Иван молчал. Что он мог сказать? У него самого никого не осталось. Ни сестер, ни братьев. Родители в земле. Только письма в шкатулке, перевязанные розовой ленточкой, и смутная надежда, что где-то там, за морем, есть тот, кто когда-то эти письма писал.
– Прощай, брат, – Елагин высвободил рукав. – Помяни, если выживешь.
И исчез в толпе, прежде чем Иван успел что-то сказать. Он рванулся было за ним, но людской поток подхватил и понес дальше, к пристани.
Петруха, взводный, погиб под Каховкой в августе. Легкий был человек, веселый, песни любил. Как его убило – осколком в живот, мучился долго, кричал, а перед смертью вдруг улыбнулся и сказал: «Ничего, ребята, мы еще споем». Не споем, Петруха. Не споем.
А Глеб? А поручик Сахновский? А те сорок человек, с которыми он начинал? Где они? Кто в земле, кто без ног, кто пьет горькую в обозе, и только единицы, вот как он, топчут сейчас эту проклятую мостовую.
Елагин тоже останется здесь. Иван знал это. Знал, но не мог его удержать. Каждый выбирает свой крестный путь.
У перекрестка, возле стены разбитой лавки, толпился народ. Иван привстал на цыпочки – на стене висел большой лист бумаги, только что расклеенный, еще влажный от клея. Кто-то читал вслух, срывающимся голосом:
– «…приказываю произвести посадку… всем воинским частям… гражданским лицам, коим угрожает опасность… суда будут ждать до последней возможности…»
– До последней возможности, – хмыкнул рядом пожилой полковник с Георгием на груди. – А возможность эта, батенька, уже кончилась вчера, когда Фрунзе Перекоп взял.
– Не каркайте, ваше высокоблагородие, – огрызнулся молоденький юнкер, почти мальчик, с погонами, на которых блестели капли дождя. – Генерал Врангель обещал, что всех вывезет. Значит, вывезет.

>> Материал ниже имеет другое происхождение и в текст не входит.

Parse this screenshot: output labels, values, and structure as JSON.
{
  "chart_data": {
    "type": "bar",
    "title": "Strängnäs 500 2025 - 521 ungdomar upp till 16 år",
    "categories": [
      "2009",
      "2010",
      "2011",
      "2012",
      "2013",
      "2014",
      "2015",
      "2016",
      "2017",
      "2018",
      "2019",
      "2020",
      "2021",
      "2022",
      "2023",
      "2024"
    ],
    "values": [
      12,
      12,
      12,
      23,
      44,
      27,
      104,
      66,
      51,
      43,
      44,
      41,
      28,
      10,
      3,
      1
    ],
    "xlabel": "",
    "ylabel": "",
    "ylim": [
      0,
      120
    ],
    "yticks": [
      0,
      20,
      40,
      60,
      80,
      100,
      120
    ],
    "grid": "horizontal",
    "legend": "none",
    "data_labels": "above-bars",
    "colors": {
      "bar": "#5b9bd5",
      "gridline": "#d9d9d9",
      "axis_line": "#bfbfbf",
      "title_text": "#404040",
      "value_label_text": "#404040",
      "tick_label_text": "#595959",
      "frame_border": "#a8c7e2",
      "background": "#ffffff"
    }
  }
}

Полковник только рукой махнул и побрел дальше.
Иван двинулся за ним. В голове мешались обрывки: «крестный путь», «до последней возможности», «ничего не осталось», «письма». Письма он не выпускал из рук с того самого утра. Даже сейчас, продираясь сквозь толпу, чувствовал их тяжесть под гимнастеркой, у самого сердца.

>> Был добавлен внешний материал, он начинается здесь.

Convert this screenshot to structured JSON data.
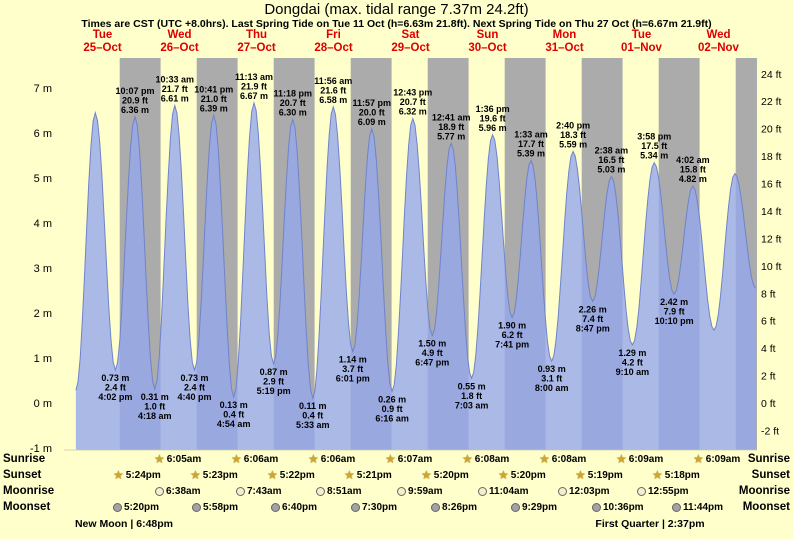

Кто она? Откуда эти письма? Чей почерк, такой знакомый и такой далекий, вывел эти строки? Иван и сам уже не помнил, когда в последний раз перечитывал их. Боялся. Боялся, что слова рассыплются в прах, как и та жизнь, которой они были написаны.
Но иногда, в редкие минуты затишья, он доставал одно письмо, наугад, и читал одну фразу. И ему казалось, что он слышит голос. Тот самый, из детства, из счастливого времени, которое кончилось так давно, что кажется, будто и не было его вовсе.

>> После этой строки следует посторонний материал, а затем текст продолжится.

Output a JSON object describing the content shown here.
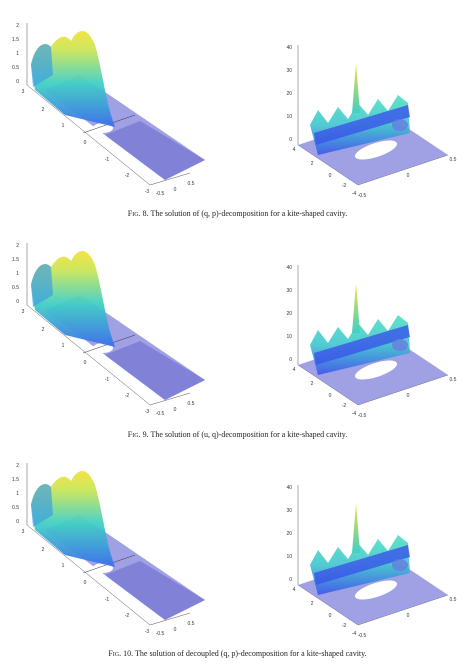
{
  "figures": [
    {
      "caption_label": "Fig. 8.",
      "caption_text": "The solution of (q, p)-decomposition for a kite-shaped cavity.",
      "left": {
        "z_ticks": [
          "2",
          "1.5",
          "1",
          "0.5",
          "0"
        ],
        "y_ticks": [
          "3",
          "2",
          "1",
          "0",
          "-1",
          "-2",
          "-3"
        ],
        "x_ticks": [
          "-0.5",
          "0",
          "0.5"
        ]
      },
      "right": {
        "z_ticks": [
          "40",
          "30",
          "20",
          "10",
          "0"
        ],
        "y_ticks": [
          "4",
          "2",
          "0",
          "-2",
          "-4"
        ],
        "x_ticks": [
          "-0.5",
          "0",
          "0.5"
        ]
      }
    },
    {
      "caption_label": "Fig. 9.",
      "caption_text": "The solution of (u, q)-decomposition for a kite-shaped cavity.",
      "left": {
        "z_ticks": [
          "2",
          "1.5",
          "1",
          "0.5",
          "0"
        ],
        "y_ticks": [
          "3",
          "2",
          "1",
          "0",
          "-1",
          "-2",
          "-3"
        ],
        "x_ticks": [
          "-0.5",
          "0",
          "0.5"
        ]
      },
      "right": {
        "z_ticks": [
          "40",
          "30",
          "20",
          "10",
          "0"
        ],
        "y_ticks": [
          "4",
          "2",
          "0",
          "-2",
          "-4"
        ],
        "x_ticks": [
          "-0.5",
          "0",
          "0.5"
        ]
      }
    },
    {
      "caption_label": "Fig. 10.",
      "caption_text": "The solution of decoupled (q, p)-decomposition for a kite-shaped cavity.",
      "left": {
        "z_ticks": [
          "2",
          "1.5",
          "1",
          "0.5",
          "0"
        ],
        "y_ticks": [
          "3",
          "2",
          "1",
          "0",
          "-1",
          "-2",
          "-3"
        ],
        "x_ticks": [
          "-0.5",
          "0",
          "0.5"
        ]
      },
      "right": {
        "z_ticks": [
          "40",
          "30",
          "20",
          "10",
          "0"
        ],
        "y_ticks": [
          "4",
          "2",
          "0",
          "-2",
          "-4"
        ],
        "x_ticks": [
          "-0.5",
          "0",
          "0.5"
        ]
      }
    }
  ],
  "colors": {
    "plane": "#8f8fe0",
    "surface_low": "#3b7bea",
    "surface_mid": "#3fd0c8",
    "surface_high": "#f0e040",
    "axis": "#555555"
  }
}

– Мечту! Мечту ищи! – закричали впереди.
Иван поднял голову. В просвете между домами уже видна была бухта, и там, в серой воде, стояли корабли. Много кораблей. Трубы дымили, слышались протяжные гудки. Он насчитал их взглядом: «Мечта», «Екатеринодар»,
«Хоракс», «Поти», «Самара» – названия, выученные наизусть за эти дни ожидания. «Мечта» – пароход с красивым именем. Раньше он ходил на Кавказ, возил купцов и отдыхающих. Теперь на нем увозили остатки армии.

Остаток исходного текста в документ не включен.